How much emphasis do you put on player performances during spring training? At the start of spring training I tell myself to ignore the results…ignore the guys hitting home runs all over the place, ignore the pitchers throwing shutouts for their two innings work, ignore the….you get it. Then every year I peek at the data, just a little, and then the closer to opening day I look a little harder and see if I can discern who is ripe for a great year and who has isn’t. Good grief, is that dumb or what?
Why bring this up? Because this is the time of year when we start craving data, is why. We’ve been starved for player input all winter. Finally, the Rotoworlds of the Internet are filling our heads with daily reports of who’s knocking the stuffing out of the ball and who is throwing lights out. This is what we’ve been waiting for. We are finally getting our fix. “He hit two home runs today, that guy had three doubles, so and so is now batting .450, poor Joe is now 0-8 so you better give up on him, and old Bob gave up five runs today so he’s toast.”

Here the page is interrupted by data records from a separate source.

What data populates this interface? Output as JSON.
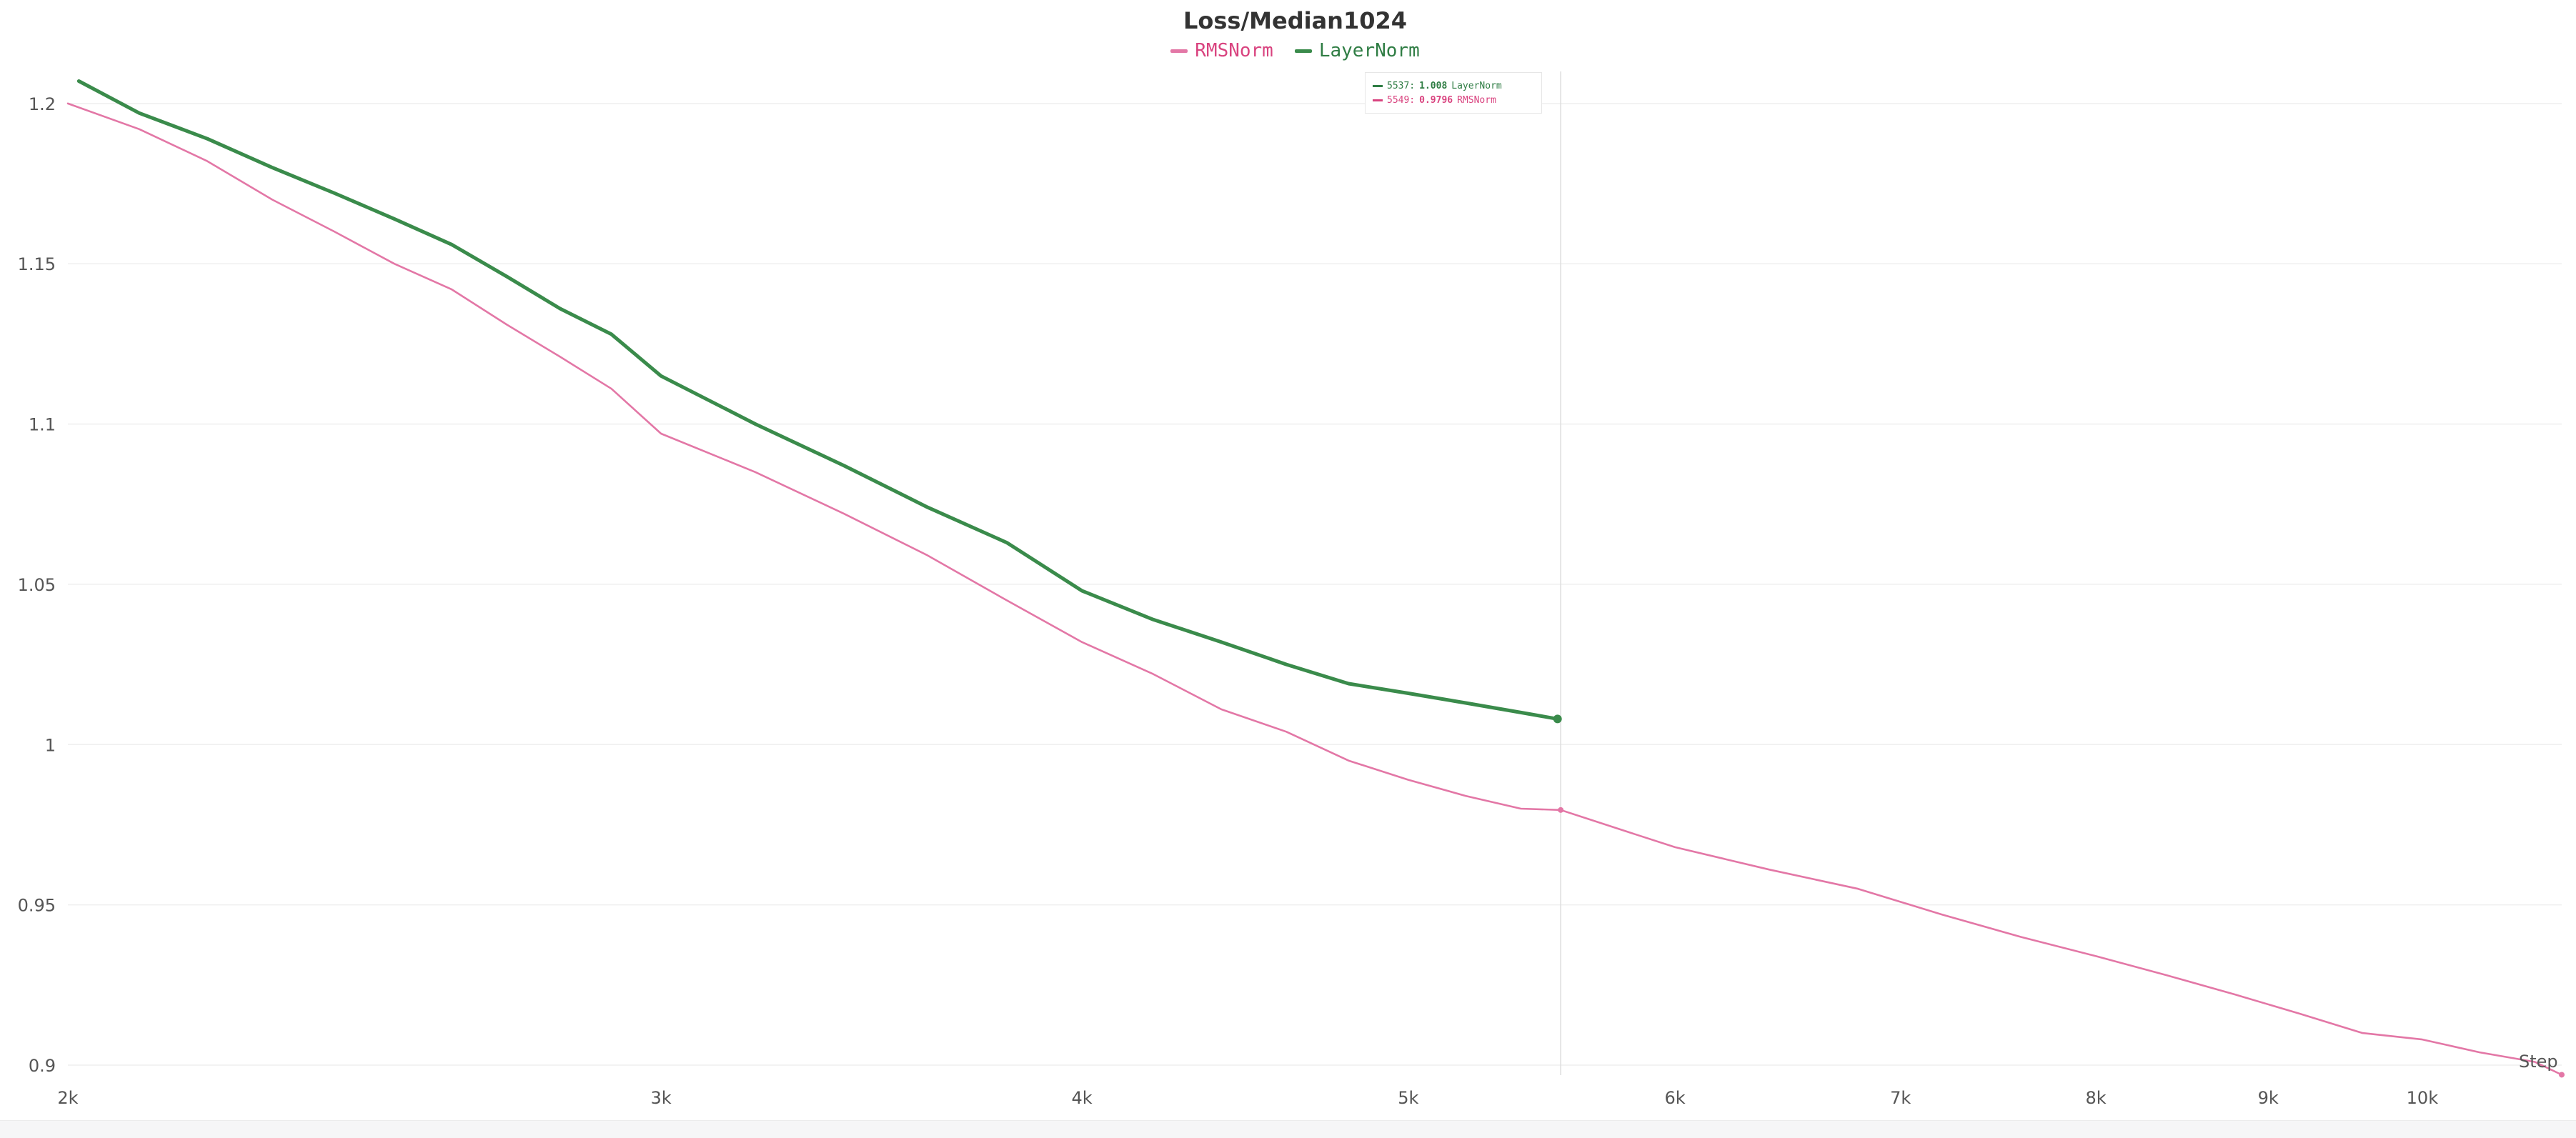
{
  "chart_data": {
    "type": "line",
    "title": "Loss/Median1024",
    "xlabel": "Step",
    "ylabel": "",
    "xlim": [
      2000,
      11000
    ],
    "ylim": [
      0.9,
      1.21
    ],
    "x_scale": "log",
    "legend_position": "top-center",
    "grid": true,
    "x_ticks": [
      {
        "value": 2000,
        "label": "2k"
      },
      {
        "value": 3000,
        "label": "3k"
      },
      {
        "value": 4000,
        "label": "4k"
      },
      {
        "value": 5000,
        "label": "5k"
      },
      {
        "value": 6000,
        "label": "6k"
      },
      {
        "value": 7000,
        "label": "7k"
      },
      {
        "value": 8000,
        "label": "8k"
      },
      {
        "value": 9000,
        "label": "9k"
      },
      {
        "value": 10000,
        "label": "10k"
      }
    ],
    "y_ticks": [
      {
        "value": 0.9,
        "label": "0.9"
      },
      {
        "value": 0.95,
        "label": "0.95"
      },
      {
        "value": 1.0,
        "label": "1"
      },
      {
        "value": 1.05,
        "label": "1.05"
      },
      {
        "value": 1.1,
        "label": "1.1"
      },
      {
        "value": 1.15,
        "label": "1.15"
      },
      {
        "value": 1.2,
        "label": "1.2"
      }
    ],
    "series": [
      {
        "name": "RMSNorm",
        "color": "#e377a6",
        "points": [
          [
            2000,
            1.2
          ],
          [
            2100,
            1.192
          ],
          [
            2200,
            1.182
          ],
          [
            2300,
            1.17
          ],
          [
            2400,
            1.16
          ],
          [
            2500,
            1.15
          ],
          [
            2600,
            1.142
          ],
          [
            2700,
            1.131
          ],
          [
            2800,
            1.121
          ],
          [
            2900,
            1.111
          ],
          [
            3000,
            1.097
          ],
          [
            3200,
            1.085
          ],
          [
            3400,
            1.072
          ],
          [
            3600,
            1.059
          ],
          [
            3800,
            1.045
          ],
          [
            4000,
            1.032
          ],
          [
            4200,
            1.022
          ],
          [
            4400,
            1.011
          ],
          [
            4600,
            1.004
          ],
          [
            4800,
            0.995
          ],
          [
            5000,
            0.989
          ],
          [
            5200,
            0.984
          ],
          [
            5400,
            0.98
          ],
          [
            5549,
            0.9796
          ],
          [
            5800,
            0.973
          ],
          [
            6000,
            0.968
          ],
          [
            6400,
            0.961
          ],
          [
            6800,
            0.955
          ],
          [
            7200,
            0.947
          ],
          [
            7600,
            0.94
          ],
          [
            8000,
            0.934
          ],
          [
            8400,
            0.928
          ],
          [
            8800,
            0.922
          ],
          [
            9200,
            0.916
          ],
          [
            9600,
            0.91
          ],
          [
            10000,
            0.908
          ],
          [
            10400,
            0.904
          ],
          [
            10800,
            0.901
          ],
          [
            11000,
            0.897
          ]
        ]
      },
      {
        "name": "LayerNorm",
        "color": "#3a8b4b",
        "points": [
          [
            2015,
            1.207
          ],
          [
            2100,
            1.197
          ],
          [
            2200,
            1.189
          ],
          [
            2300,
            1.18
          ],
          [
            2400,
            1.172
          ],
          [
            2500,
            1.164
          ],
          [
            2600,
            1.156
          ],
          [
            2700,
            1.146
          ],
          [
            2800,
            1.136
          ],
          [
            2900,
            1.128
          ],
          [
            3000,
            1.115
          ],
          [
            3200,
            1.1
          ],
          [
            3400,
            1.087
          ],
          [
            3600,
            1.074
          ],
          [
            3800,
            1.063
          ],
          [
            4000,
            1.048
          ],
          [
            4200,
            1.039
          ],
          [
            4400,
            1.032
          ],
          [
            4600,
            1.025
          ],
          [
            4800,
            1.019
          ],
          [
            5000,
            1.016
          ],
          [
            5200,
            1.013
          ],
          [
            5400,
            1.01
          ],
          [
            5537,
            1.008
          ]
        ]
      }
    ],
    "tooltip": {
      "rows": [
        {
          "series": "LayerNorm",
          "step": "5537:",
          "value": "1.008",
          "color": "#2f7d44"
        },
        {
          "series": "RMSNorm",
          "step": "5549:",
          "value": "0.9796",
          "color": "#d9437f"
        }
      ]
    },
    "hover_x": 5549
  }
}
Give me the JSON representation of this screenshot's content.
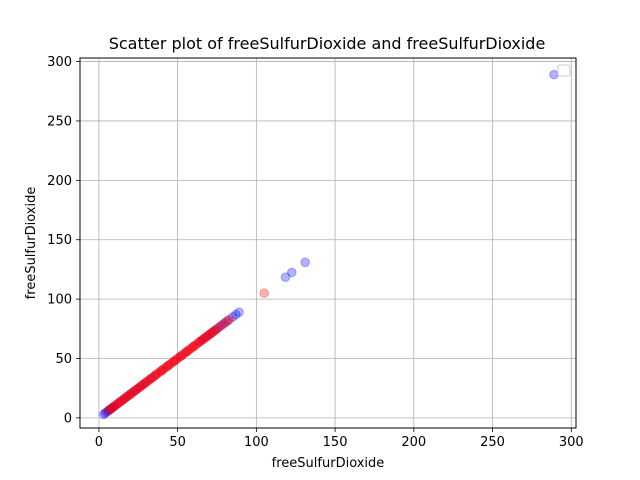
{
  "chart_data": {
    "type": "scatter",
    "title": "Scatter plot of freeSulfurDioxide and freeSulfurDioxide",
    "xlabel": "freeSulfurDioxide",
    "ylabel": "freeSulfurDioxide",
    "xlim": [
      -12,
      303
    ],
    "ylim": [
      -8.5,
      303
    ],
    "xticks": [
      0,
      50,
      100,
      150,
      200,
      250,
      300
    ],
    "yticks": [
      0,
      50,
      100,
      150,
      200,
      250,
      300
    ],
    "grid": true,
    "legend": {
      "placement": "top-right",
      "entries": []
    },
    "colors": {
      "series_a": "#0000ff",
      "series_b": "#ff0000",
      "grid": "#b0b0b0",
      "axis": "#000000"
    },
    "series": [
      {
        "color": "#0000ff",
        "alpha": 0.3,
        "points": [
          [
            3,
            3
          ],
          [
            4,
            4
          ],
          [
            5,
            5
          ],
          [
            6,
            6
          ],
          [
            7,
            7
          ],
          [
            8,
            8
          ],
          [
            9,
            9
          ],
          [
            10,
            10
          ],
          [
            12,
            12
          ],
          [
            14,
            14
          ],
          [
            16,
            16
          ],
          [
            18,
            18
          ],
          [
            20,
            20
          ],
          [
            22,
            22
          ],
          [
            24,
            24
          ],
          [
            26,
            26
          ],
          [
            28,
            28
          ],
          [
            30,
            30
          ],
          [
            33,
            33
          ],
          [
            36,
            36
          ],
          [
            40,
            40
          ],
          [
            44,
            44
          ],
          [
            48,
            48
          ],
          [
            52,
            52
          ],
          [
            56,
            56
          ],
          [
            60,
            60
          ],
          [
            64,
            64
          ],
          [
            66,
            66
          ],
          [
            68,
            68
          ],
          [
            70,
            70
          ],
          [
            72,
            72
          ],
          [
            74,
            74
          ],
          [
            76,
            76
          ],
          [
            78,
            78
          ],
          [
            80,
            80
          ],
          [
            82,
            82
          ],
          [
            85,
            85
          ],
          [
            87,
            87
          ],
          [
            89,
            89
          ],
          [
            118.5,
            118.5
          ],
          [
            122.5,
            122.5
          ],
          [
            131,
            131
          ],
          [
            289,
            289
          ]
        ]
      },
      {
        "color": "#ff0000",
        "alpha": 0.3,
        "points": [
          [
            6,
            6
          ],
          [
            7,
            7
          ],
          [
            8,
            8
          ],
          [
            9,
            9
          ],
          [
            10,
            10
          ],
          [
            11,
            11
          ],
          [
            12,
            12
          ],
          [
            13,
            13
          ],
          [
            14,
            14
          ],
          [
            15,
            15
          ],
          [
            16,
            16
          ],
          [
            17,
            17
          ],
          [
            18,
            18
          ],
          [
            19,
            19
          ],
          [
            20,
            20
          ],
          [
            21,
            21
          ],
          [
            22,
            22
          ],
          [
            23,
            23
          ],
          [
            24,
            24
          ],
          [
            25,
            25
          ],
          [
            26,
            26
          ],
          [
            27,
            27
          ],
          [
            28,
            28
          ],
          [
            29,
            29
          ],
          [
            30,
            30
          ],
          [
            31,
            31
          ],
          [
            32,
            32
          ],
          [
            33,
            33
          ],
          [
            34,
            34
          ],
          [
            35,
            35
          ],
          [
            36,
            36
          ],
          [
            37,
            37
          ],
          [
            38,
            38
          ],
          [
            39,
            39
          ],
          [
            40,
            40
          ],
          [
            41,
            41
          ],
          [
            42,
            42
          ],
          [
            43,
            43
          ],
          [
            44,
            44
          ],
          [
            45,
            45
          ],
          [
            46,
            46
          ],
          [
            47,
            47
          ],
          [
            48,
            48
          ],
          [
            49,
            49
          ],
          [
            50,
            50
          ],
          [
            51,
            51
          ],
          [
            52,
            52
          ],
          [
            53,
            53
          ],
          [
            54,
            54
          ],
          [
            55,
            55
          ],
          [
            56,
            56
          ],
          [
            57,
            57
          ],
          [
            58,
            58
          ],
          [
            59,
            59
          ],
          [
            60,
            60
          ],
          [
            61,
            61
          ],
          [
            62,
            62
          ],
          [
            63,
            63
          ],
          [
            64,
            64
          ],
          [
            65,
            65
          ],
          [
            66,
            66
          ],
          [
            67,
            67
          ],
          [
            68,
            68
          ],
          [
            69,
            69
          ],
          [
            70,
            70
          ],
          [
            71,
            71
          ],
          [
            72,
            72
          ],
          [
            73,
            73
          ],
          [
            74,
            74
          ],
          [
            75,
            75
          ],
          [
            77,
            77
          ],
          [
            79,
            79
          ],
          [
            81,
            81
          ],
          [
            83,
            83
          ],
          [
            105,
            105
          ]
        ]
      }
    ]
  }
}
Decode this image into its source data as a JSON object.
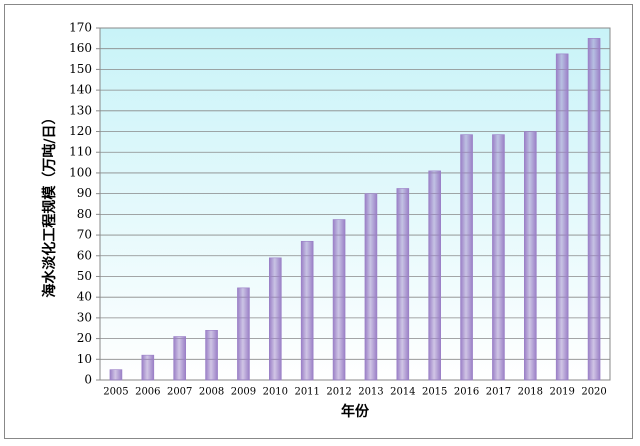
{
  "chart_data": {
    "type": "bar",
    "x_label": "年份",
    "y_label": "海水淡化工程规模（万吨/日）",
    "categories": [
      "2005",
      "2006",
      "2007",
      "2008",
      "2009",
      "2010",
      "2011",
      "2012",
      "2013",
      "2014",
      "2015",
      "2016",
      "2017",
      "2018",
      "2019",
      "2020"
    ],
    "values": [
      5,
      12,
      21,
      24,
      44.5,
      59,
      67,
      77.5,
      90,
      92.5,
      101,
      118.5,
      118.5,
      120,
      157.5,
      165
    ],
    "color": "#9a7fc6",
    "ylim": [
      0,
      170
    ],
    "yticks": [
      0,
      10,
      20,
      30,
      40,
      50,
      60,
      70,
      80,
      90,
      100,
      110,
      120,
      130,
      140,
      150,
      160,
      170
    ],
    "grid": true
  }
}
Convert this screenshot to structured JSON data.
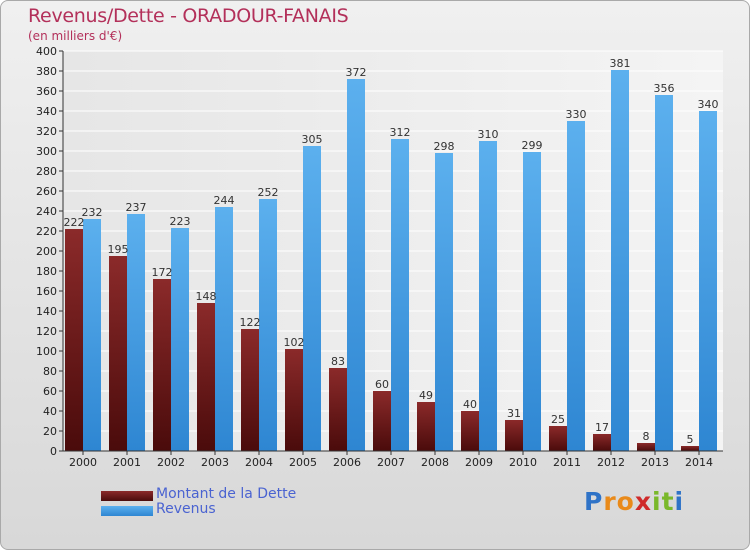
{
  "chart_data": {
    "type": "bar",
    "title": "Revenus/Dette - ORADOUR-FANAIS",
    "subtitle": "(en milliers d'€)",
    "categories": [
      "2000",
      "2001",
      "2002",
      "2003",
      "2004",
      "2005",
      "2006",
      "2007",
      "2008",
      "2009",
      "2010",
      "2011",
      "2012",
      "2013",
      "2014"
    ],
    "series": [
      {
        "name": "Montant de la Dette",
        "color": "#7a1a1a",
        "values": [
          222,
          195,
          172,
          148,
          122,
          102,
          83,
          60,
          49,
          40,
          31,
          25,
          17,
          8,
          5
        ]
      },
      {
        "name": "Revenus",
        "color": "#4aa3e6",
        "values": [
          232,
          237,
          223,
          244,
          252,
          305,
          372,
          312,
          298,
          310,
          299,
          330,
          381,
          356,
          340
        ]
      }
    ],
    "ylim": [
      0,
      400
    ],
    "ytick_step": 20,
    "grid": true,
    "legend_position": "bottom-left"
  },
  "logo": {
    "letters": [
      "P",
      "r",
      "o",
      "x",
      "i",
      "t",
      "i"
    ],
    "colors": [
      "#2f73c7",
      "#e98a1a",
      "#e98a1a",
      "#cf2a2a",
      "#7ab82a",
      "#7ab82a",
      "#2f73c7"
    ]
  }
}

Darn it. None of this matters. It’s practice. The fences in some of these stadiums are a notch above little league. The ball carries in Arizona like it’s been shot out of a cannon. And half these performances are against guys who aren’t anywhere near the quality they’ll face during the season. We have to temper all of these results with some common sense.
Yet we look. And we move players around on our lists in part based on what we read and see happening in these spring training games. Inevitably what happens around May is that the “real” player shows up and performs the way he usually performs. And then we kick ourselves because the guys we moved up are doing bad and the guys we moved down are doing well. Grrr….
Stick to the plan. Base your rankings on proven yearly data especially for veterans. The longer they’ve been a veteran the more unlikely it is that spring training matters to them. They are just getting in shape. We would spend our time wiser if we studied previous years’ performances rather than reading that the Tigers hit 9 home runs today.
“Gee, I wonder if I can still make a trade for Ryan Raburn?”